Nonairu evitò di rispondergli per non dargli corda, iniziando a camminargli dietro per le strade malamente illuminate dalle finestre che davano sulla strada e a tratti dai lampi, verso una destinazione a lui sconosciuta. La pioggia aveva lavato la strada rendendola più pulita di quanto l'avessero fatto gli spazzini, ma nelle viuzze più strette grossi ratti squittivano al loro passaggio e zampettavano nelle pozzanghere alla ricerca di un nascondiglio.

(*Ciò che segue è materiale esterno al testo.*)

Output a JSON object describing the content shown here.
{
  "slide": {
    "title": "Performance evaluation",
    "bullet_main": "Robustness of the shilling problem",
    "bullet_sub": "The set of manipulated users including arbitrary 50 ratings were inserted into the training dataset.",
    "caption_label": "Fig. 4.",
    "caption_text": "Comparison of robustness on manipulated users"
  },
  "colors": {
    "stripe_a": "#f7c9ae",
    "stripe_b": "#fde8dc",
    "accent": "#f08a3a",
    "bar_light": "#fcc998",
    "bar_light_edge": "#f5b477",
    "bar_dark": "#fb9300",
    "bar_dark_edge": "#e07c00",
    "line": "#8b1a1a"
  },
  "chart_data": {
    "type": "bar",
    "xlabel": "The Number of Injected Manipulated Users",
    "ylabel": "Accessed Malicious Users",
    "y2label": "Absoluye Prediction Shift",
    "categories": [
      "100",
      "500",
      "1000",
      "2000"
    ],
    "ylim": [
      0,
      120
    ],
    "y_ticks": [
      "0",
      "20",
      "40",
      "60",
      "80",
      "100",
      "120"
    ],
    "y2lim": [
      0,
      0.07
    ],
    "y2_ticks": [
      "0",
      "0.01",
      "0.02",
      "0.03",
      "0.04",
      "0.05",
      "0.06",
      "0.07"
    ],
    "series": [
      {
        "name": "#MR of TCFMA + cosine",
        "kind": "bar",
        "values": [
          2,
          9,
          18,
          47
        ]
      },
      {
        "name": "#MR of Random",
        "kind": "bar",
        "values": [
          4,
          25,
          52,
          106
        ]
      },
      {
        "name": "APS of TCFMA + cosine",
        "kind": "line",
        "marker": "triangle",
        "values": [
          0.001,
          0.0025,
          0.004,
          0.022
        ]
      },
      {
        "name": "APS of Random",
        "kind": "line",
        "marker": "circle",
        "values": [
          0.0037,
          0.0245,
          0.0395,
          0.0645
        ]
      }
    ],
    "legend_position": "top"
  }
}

<Sembra proprio di essere in una città di Laetia> sospirò il dottore svoltando nell'ennesima viuzza di quel labirinto che era la periferia di Oyama, unica voce nel silenzio di quelle strade, fermandosi dopo una decina di passi davanti a un edificio di pietra che stonava accanto agli altri per l'architettura semplice e spigolosa. Un torrione piuttosto largo che superava in altezza le costruzioni vicine, ultimo edificio superstite di una caserma laeta demolita in un inutile tentativo di eliminare le tracce della guerra che deformavano lo stile architettonico della città e ricordava agli abitanti del periodo buio in cui erano passati. Ma era stato invano, perché alle spalle dell'edificio era rimasto un enorme spiazzo in pietra a testimoniare dei tempi passati, una grigia cicatrice nella pianta ordinata di Oyama.

Il dottore batté l'anello contro la porta e aspettò immobile, senza guardarsi intorno com'era solito fare. Sembrava nervoso. Teneva i pugni stretti nelle tasche del lungo cappotto nero e batteva il tacco dello stivale, come se stesse per incontrare qualcuno che non gli andava molto a genio. Uno schioccò lo fece girare, solo per vedere una pietra calciata da Nonairu rimbalzare il terreno e colpire il muro di una casa. Quando si rigirò verso la porta, questa si era silenziosamente aperta di qualche centimetro, lanciando un sottile raggio di luce sul dottore. Cautamente si affacciò una donna che scrutò i due con sguardo indagatore e ansioso, aprendo poi lentamente la porta e inchinandosi leggermente mentre i due entravano all'interno.